By Greg Stohr, Bloomberg News
The first Supreme Court argument of the new term suggested the justices are divided over the power of employers to block class-action lawsuits by workers and channel disputes into arbitration.
In a case that could affect the rights of as many as 25 million employees, Justice Anthony Kennedy, often the court’s swing vote, suggested Monday through his questions that he would side with employers. But the newest justice, Neil Gorsuch, said nothing during the hour-long session, leaving the outcome of the case unclear.
At issue is whether employers can enforce promises they extract from workers to pursue grievances as individual arbitration cases, rather than as group lawsuits in court.
Justice Ruth Bader Ginsburg called those agreements “yellow dog” contracts, a label that typically refers to the now-illegal practice of requiring workers to give up their right to join a union. Ginsburg said employees have little choice but to agree when an employer demands they sign an arbitration agreement.
“There is no true liberty to contract on the part of the employee,” she said.
The justices are considering three disputes involving wage- and-hour claims, and the ruling probably will apply to discrimination cases as well.
The workers say the 1935 National Labor Relations Act, which protects “concerted activities,” guarantees them the right to press claims as a group, either in arbitration or in court.
Employers and the Trump administration point to the Federal Arbitration Act, which says judges must enforce arbitration accords like any other contract. Employers say that provision applies even if it means workers must press claims individually.
Kennedy, Chief Justice John Roberts and Justice Samuel Alito expressed skepticism about the workers’ arguments.

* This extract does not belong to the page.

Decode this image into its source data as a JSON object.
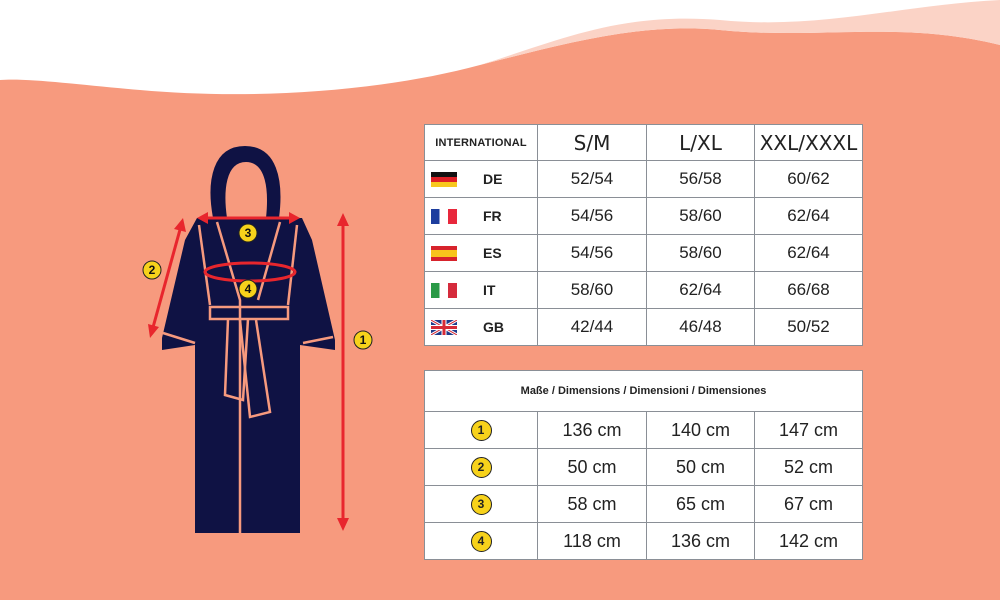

Kennedy said workers could get “many of the advantages” of a group claim by working with the same attorney.
Over the past decade the Supreme Court has backed arbitration agreements between companies and consumers or other businesses.
Companies say arbitration is more efficient and less expensive than traditional litigation, reducing the pressure to settle meritless cases.
Critics say arbitration — particularly when it includes a ban on class actions — can strip litigants of important rights and make small claims all but impossible to press.
The workers’ lawyer, University of Virginia law professor Daniel Ortiz, told the justices that 25 million employees have signed arbitration accords that bar group claims.
Although the Trump administration is backing the employers, the National Labor Relations Board argued on the side of the workers in Monday’s session. The NLRB now has a Republican majority, but its Democratic-appointed general counsel, Richard Griffin, argued the case.
The court will use three cases to decide the issue. One is an appeal by the NLRB in a fight over alleged underpayments to four workers at an Alabama gas station run by a Murphy USA Inc. unit. The NLRB concluded the company engaged in an unfair labor practice by refusing to let the workers pursue their claims together. A federal appeals court threw out the board’s finding.
The court is also considering an appeal from Epic Systems Corp., a health-care software company being sued by Jacob Lewis, an employee who says the company misclassified him and other technical writers so that they wouldn’t be eligible for overtime.
The third appeal was filed by the accounting firm Ernst & Young LLP, which is fighting allegations that it also misclassified thousands of employees to make them ineligible for overtime pay.
The cases are Epic Systems v. Lewis, 16-285; Ernst & Young v. Morris, 16-300; and NLRB v. Murphy Oil, 16-307. The court will decide all three by June.